Tuesday, February 13, 2007

'Member When I Singed My Pubes? - PNS151 - 02.13.07

13 Comments:

Anonymous Anonymous said...

OH MY FUCKING GOD


WHEN PAT WAS LOSING CONTROL WHEN BECKY WAS TALKING ABOUT HER SINGED PUBES!!


IS HE ON WEED?!?!

9:55 PM  
Anonymous Anonymous said...

Hmm. I don't know what that message (supposedly) from me was about. I've never been to Quedoba. Mysterious!

10:41 PM  
Anonymous Anonymous said...

Good thing I listened to this before I used that lady douche on my man butt.

You're all fat, but I still love jewz.

11:32 PM  
Anonymous Anonymous said...

Good show, you guys have been on a bit of a roll lately.

Not bad.

8:26 AM  
Anonymous Anonymous said...

That was so awesome when Patrick lost it during the Straight Talk trainwreck. :)

1:35 PM  
Anonymous Anonymous said...

I love the conversation about Duane Reed. My sister and I have a joke about Duane Reed being an Indian (dot, not feathers) who came over to the US and had a really fucked up hard to pronounced name but always wanted to own a store - so he picked two of the blandest names he could think of then opened a drug store.

But it's very fun to say Duane Reed in a thick indian accent.

There is more to our joke, but it's escaping me at the moment. It's amazing how much creative shit you can come up with whilest walking the long streets of NYC in the freezing cold.

Great show - loved it when you all corpsed with laughter during straight talk.

xo,
D.

P.S. I am always proud (and actually amazed) when I excrete an "almighty log", as we call them.

1:44 PM  
Anonymous Anonymous said...

Embarrassing pooh story...i wanted to call this one in, but I was to shysies. It's basically the same thing Scott talked about on the show. When I was little, I would poop outside (under a pine tree). I guess Scott and I are both odd that way. Anyways, this girl I used to play with told my mom what I did and my mom made me go up to the neighbor’s backyard and pick it up. They were out there having a BBQ.....and they wanted to know why I was in there backyard picking up poop. So awful....

4:03 PM  
Anonymous Anonymous said...

OMG that shit was funny, even when you guys started laughing during the skit. It made me laugh so hard.

By the way it was her croissant button. Not croûtons!

I am unsubscribing!

Ricky B

5:44 PM  
Blogger TrickyToro said...

A word of caution for your junior douchees. There is a huge difference between a high colonic and a lower tract douche. Nothing worse than thinking your all clean and feeling a rumbling half hour later and a gush. Could make for some unpleasant surprises. I think the slang term is the plunger effect.

6:29 PM  
Anonymous Anonymous said...

it wuz so funny when u all got the choking gigggglez.

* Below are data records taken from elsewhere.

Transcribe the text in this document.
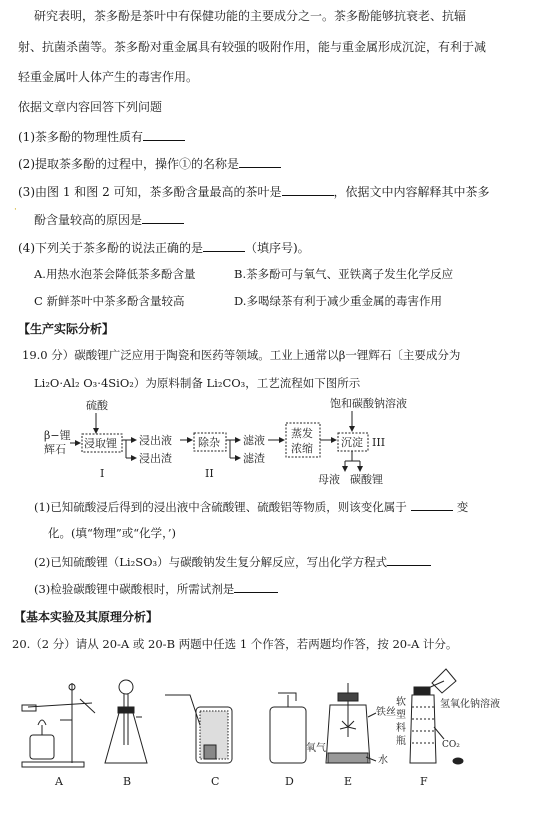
研究表明，茶多酚是茶叶中有保健功能的主要成分之一。茶多酚能够抗衰老、抗辐
射、抗菌杀菌等。茶多酚对重金属具有较强的吸附作用，能与重金属形成沉淀，有利于减
轻重金属叶人体产生的毒害作用。
依据文章内容回答下列问题
(1)茶多酚的物理性质有
(2)提取茶多酚的过程中，操作①的名称是
(3)由图 1 和图 2 可知，茶多酚含量最高的茶叶是	，依据文中内容解释其中茶多
·
酚含量较高的原因是
(4)下列关于茶多酚的说法正确的是	（填序号)。
A.用热水泡茶会降低茶多酚含量	B.茶多酚可与氧气、亚铁离子发生化学反应
C 新鲜茶叶中茶多酚含量较高	D.多喝绿茶有利于减少重金属的毒害作用
【生产实际分析】
19.0 分）碳酸锂广泛应用于陶瓷和医药等领域。工业上通常以β一锂辉石〔主要成分为
Li₂O·Al₂ O₃·4SiO₂）为原料制备 Li₂CO₃，工艺流程如下图所示
硫酸
β−锂
辉石 浸取锂 浸出液
浸出渣
除杂 滤液
滤渣
蒸发
浓缩
饱和碳酸钠溶液
沉淀 III
母液 碳酸锂
I	II
(1)已知硫酸浸后得到的浸出液中含硫酸锂、硫酸铝等物质，则该变化属于	变
化。(填“物理”或“化学，’)
(2)已知硫酸锂（Li₂SO₃）与碳酸钠发生复分解反应，写出化学方程式
(3)检验碳酸锂中碳酸根时，所需试剂是
【基本实验及其原理分析】
20.（2 分）请从 20-A 或 20-B 两题中任选 1 个作答，若两题均作答，按 20-A 计分。
氧气
铁丝
水
软
塑
料
瓶
氢氧化钠溶液
CO₂
A	B	C	D	E	F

here's a poop story, but i am too nervziez to call in, plus i am female & not a gayz male:

this one tiiime my sister forced me to crap in a plastic teacup and then she fed it to this big stuff't Big Bird in our basement. it was apple butterz times 10. the end.

12:15 AM  
Blogger Jessica said...

My friend used to poop in woods behind her house all the time.

1:48 AM  
Blogger trav_muroki said...

Love the Anna Nicole shtick. Who says it's to soon? I say it's not.

I love the Retro Intro Song! Brings back good memories... like when you guys used to be funny -just kidding :)

5:02 AM  
Anonymous Anonymous said...

what was that song at the end (~48:00)?